Nach einer Überschlagsrechnung des Land würden sich die Vorschläge der beiden Kammern – Index- und Reallohnanpassungen ausgeklammert – etwa wie folgt auswirken: Nach 40 Beitrags-jahren zu im Schnitt dem 1,25-fachen Mindestlohn, wie das für ungelernte Hilfskräfte im Bauwesen typisch ist, wird im aktuellen Regime eine Monatsrente von 2 153 Euro gezahlt.

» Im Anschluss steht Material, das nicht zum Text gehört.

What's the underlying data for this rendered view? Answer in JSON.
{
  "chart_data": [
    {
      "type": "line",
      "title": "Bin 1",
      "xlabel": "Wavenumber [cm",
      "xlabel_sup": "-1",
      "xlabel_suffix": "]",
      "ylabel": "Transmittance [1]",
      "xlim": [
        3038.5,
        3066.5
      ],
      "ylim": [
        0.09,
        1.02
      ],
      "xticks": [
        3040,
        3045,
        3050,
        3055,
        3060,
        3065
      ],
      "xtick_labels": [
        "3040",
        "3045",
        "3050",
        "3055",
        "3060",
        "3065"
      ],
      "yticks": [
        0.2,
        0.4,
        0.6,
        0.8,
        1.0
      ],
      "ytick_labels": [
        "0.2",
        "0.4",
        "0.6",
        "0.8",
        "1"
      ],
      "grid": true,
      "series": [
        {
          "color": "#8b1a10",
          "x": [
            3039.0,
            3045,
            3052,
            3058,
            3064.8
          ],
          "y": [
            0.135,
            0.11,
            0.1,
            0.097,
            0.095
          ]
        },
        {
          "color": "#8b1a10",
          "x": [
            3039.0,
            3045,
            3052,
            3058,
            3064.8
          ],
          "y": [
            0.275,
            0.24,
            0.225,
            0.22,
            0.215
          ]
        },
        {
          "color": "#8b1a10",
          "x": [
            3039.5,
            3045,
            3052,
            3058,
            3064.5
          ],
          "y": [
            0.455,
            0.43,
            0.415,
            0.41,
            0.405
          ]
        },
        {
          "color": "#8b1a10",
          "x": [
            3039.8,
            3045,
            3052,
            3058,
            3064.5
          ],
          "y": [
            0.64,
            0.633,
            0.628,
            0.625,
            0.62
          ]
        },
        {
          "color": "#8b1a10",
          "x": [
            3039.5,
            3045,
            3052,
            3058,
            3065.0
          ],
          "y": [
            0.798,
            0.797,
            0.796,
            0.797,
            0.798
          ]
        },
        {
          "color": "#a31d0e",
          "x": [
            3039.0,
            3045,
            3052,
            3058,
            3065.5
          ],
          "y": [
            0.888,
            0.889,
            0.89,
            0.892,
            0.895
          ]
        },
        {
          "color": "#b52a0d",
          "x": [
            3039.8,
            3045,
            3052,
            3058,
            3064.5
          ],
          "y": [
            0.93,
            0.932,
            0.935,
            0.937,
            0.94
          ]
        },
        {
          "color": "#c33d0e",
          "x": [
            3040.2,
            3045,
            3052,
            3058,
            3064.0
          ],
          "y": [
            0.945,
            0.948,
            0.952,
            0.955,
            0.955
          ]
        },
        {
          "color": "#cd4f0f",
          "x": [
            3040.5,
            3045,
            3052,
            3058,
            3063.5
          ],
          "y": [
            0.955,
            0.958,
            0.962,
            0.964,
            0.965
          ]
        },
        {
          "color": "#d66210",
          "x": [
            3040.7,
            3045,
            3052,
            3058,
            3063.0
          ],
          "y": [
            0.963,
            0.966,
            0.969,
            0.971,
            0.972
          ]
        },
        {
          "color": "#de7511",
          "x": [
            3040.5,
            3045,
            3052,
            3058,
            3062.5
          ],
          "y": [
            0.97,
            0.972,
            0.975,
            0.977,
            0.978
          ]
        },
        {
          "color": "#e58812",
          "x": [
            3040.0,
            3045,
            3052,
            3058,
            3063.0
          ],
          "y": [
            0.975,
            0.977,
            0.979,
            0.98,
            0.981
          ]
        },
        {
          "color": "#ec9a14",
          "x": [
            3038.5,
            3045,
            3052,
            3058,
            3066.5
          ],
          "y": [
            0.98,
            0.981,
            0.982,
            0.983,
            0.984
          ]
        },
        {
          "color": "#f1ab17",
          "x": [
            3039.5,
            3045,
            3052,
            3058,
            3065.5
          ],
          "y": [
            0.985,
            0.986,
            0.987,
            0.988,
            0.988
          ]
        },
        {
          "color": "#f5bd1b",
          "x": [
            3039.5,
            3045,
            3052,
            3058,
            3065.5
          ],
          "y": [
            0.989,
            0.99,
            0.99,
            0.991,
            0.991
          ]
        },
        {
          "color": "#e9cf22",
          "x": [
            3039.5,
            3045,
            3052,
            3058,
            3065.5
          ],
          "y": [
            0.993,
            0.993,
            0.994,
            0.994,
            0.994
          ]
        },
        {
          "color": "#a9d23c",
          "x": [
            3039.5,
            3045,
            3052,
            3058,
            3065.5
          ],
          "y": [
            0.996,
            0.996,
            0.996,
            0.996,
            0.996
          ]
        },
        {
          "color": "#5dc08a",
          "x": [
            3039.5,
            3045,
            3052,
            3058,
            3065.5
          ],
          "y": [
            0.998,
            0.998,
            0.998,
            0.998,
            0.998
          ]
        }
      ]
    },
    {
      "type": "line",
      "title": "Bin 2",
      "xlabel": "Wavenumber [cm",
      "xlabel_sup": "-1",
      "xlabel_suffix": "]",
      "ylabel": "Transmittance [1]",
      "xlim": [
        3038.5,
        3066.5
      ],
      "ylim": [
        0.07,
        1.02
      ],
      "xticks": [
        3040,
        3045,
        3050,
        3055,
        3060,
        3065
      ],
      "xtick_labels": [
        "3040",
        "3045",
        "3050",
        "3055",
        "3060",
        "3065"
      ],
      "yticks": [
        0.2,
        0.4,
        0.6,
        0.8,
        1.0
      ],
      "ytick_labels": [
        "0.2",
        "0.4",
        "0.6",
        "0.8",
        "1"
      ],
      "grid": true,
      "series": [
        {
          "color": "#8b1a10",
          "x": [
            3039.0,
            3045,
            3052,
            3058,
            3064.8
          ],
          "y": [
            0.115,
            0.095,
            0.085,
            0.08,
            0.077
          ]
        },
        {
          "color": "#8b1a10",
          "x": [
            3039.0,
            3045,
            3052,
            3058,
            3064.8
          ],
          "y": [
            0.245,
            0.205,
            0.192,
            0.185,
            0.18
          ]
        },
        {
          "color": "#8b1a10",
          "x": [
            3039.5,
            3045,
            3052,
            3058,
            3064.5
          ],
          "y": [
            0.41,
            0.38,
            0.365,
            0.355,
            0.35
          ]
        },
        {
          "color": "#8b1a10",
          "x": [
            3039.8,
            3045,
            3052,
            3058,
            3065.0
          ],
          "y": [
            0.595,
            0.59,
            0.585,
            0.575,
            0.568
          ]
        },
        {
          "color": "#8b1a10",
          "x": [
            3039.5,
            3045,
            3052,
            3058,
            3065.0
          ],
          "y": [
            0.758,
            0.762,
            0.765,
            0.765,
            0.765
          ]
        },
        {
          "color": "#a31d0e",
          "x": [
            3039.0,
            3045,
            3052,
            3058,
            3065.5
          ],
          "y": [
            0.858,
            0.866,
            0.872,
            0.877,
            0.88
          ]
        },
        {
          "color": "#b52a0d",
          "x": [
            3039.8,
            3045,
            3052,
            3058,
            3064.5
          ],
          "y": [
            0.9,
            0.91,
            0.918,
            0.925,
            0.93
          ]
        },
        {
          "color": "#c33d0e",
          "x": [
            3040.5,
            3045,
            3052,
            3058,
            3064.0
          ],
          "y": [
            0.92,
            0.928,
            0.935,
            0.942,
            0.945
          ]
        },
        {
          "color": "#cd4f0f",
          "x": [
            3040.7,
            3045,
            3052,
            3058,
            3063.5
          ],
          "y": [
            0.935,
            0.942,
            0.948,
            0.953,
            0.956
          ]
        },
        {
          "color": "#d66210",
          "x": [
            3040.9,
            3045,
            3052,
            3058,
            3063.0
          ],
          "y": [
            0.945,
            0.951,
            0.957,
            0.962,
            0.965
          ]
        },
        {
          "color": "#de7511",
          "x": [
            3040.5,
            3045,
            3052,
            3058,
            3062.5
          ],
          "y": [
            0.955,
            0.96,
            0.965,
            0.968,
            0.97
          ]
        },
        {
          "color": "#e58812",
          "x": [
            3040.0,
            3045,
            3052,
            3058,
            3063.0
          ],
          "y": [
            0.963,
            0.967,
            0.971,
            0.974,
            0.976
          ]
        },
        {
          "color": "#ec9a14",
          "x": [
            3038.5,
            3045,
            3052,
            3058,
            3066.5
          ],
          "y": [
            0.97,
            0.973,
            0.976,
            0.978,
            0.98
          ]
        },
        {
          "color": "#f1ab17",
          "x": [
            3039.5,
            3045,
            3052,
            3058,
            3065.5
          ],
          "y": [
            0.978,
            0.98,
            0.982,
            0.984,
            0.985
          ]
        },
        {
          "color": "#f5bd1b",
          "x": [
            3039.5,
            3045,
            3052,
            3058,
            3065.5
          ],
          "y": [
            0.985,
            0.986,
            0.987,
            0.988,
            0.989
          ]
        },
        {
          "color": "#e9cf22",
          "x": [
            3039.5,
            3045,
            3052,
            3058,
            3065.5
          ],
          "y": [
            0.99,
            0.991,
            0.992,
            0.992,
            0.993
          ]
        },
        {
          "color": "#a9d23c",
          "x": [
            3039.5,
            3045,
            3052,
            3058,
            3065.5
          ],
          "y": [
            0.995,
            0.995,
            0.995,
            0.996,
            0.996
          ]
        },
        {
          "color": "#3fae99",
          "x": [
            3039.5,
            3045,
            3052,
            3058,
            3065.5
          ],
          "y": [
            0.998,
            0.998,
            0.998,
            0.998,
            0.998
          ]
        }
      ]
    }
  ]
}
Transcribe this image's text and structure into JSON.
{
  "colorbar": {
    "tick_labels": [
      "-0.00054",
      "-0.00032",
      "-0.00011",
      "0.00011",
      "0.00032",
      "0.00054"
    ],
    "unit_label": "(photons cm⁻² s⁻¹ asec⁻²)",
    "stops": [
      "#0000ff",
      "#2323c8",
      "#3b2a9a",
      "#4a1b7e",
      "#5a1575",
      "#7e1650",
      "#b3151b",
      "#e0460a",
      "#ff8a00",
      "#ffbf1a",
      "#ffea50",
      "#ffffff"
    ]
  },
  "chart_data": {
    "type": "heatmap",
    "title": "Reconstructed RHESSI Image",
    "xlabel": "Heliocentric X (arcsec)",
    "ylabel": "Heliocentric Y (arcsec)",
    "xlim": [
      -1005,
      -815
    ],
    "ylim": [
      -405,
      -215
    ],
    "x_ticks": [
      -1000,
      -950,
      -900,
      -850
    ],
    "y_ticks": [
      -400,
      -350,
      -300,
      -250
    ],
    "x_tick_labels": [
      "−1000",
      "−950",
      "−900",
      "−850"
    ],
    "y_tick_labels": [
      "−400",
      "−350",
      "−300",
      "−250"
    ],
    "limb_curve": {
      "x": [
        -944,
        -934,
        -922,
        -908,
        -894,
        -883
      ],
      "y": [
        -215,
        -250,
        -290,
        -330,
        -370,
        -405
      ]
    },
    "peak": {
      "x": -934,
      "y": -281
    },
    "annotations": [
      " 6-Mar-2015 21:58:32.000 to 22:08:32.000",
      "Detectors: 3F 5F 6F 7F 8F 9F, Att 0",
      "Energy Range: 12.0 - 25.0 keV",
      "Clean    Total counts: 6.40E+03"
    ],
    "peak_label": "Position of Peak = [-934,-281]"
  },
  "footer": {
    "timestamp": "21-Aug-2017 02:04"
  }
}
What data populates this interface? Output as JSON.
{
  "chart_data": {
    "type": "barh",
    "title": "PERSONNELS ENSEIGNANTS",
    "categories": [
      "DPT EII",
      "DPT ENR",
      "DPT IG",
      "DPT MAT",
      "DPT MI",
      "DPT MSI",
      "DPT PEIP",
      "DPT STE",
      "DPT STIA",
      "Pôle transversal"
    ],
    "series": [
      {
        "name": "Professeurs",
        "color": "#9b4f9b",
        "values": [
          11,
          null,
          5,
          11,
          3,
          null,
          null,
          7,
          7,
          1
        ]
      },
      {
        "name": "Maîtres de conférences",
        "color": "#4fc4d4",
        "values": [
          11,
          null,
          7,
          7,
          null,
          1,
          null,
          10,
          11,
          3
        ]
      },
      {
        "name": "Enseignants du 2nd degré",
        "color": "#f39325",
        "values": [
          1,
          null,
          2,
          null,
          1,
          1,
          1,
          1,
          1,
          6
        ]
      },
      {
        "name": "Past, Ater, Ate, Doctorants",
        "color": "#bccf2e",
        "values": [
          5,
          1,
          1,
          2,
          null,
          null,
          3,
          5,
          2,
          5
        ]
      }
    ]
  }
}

Nach dem Reformentwurf der Regierung wären es nach vollem Wirksamwerden der Reform 1 945 Euro nach 40 Jahren und 2 163 Euro nach weiteren drei Dienstjahren für die „Pension à la carte“. Entfiele der Erhöhungsfaktor, der längeren Verbleib im Arbeitsleben belohnt, betrüge auch nach 43 Jahren die Rente nur 2 017 Euro. Der 0,7-Prozent-Korrekturfaktor für die Lebenserwartung würde die Rentenhöhe nach jedem abgelaufenen Jahr um 14 Euro senken.

Auf höhere Renten wären die Auswirkungen entsprechend stärker. 40 Beitragsjahre zum durchschnittlich dreifachen Mindestlohn bringen aktuell 4 574 Euro Monatsrente, im Regierungskalkül nach 43 Jahren 4 535 Euro, und 4 186 Euro nach 43 Jahren laut Patronatsvorschlag. Die große Unbekannte wäre, abgesehen von der auch von der Regierung zur Disposition gestellten Rentenanpassung, der zusätzliche „Nachhaltigkeitsfaktor“.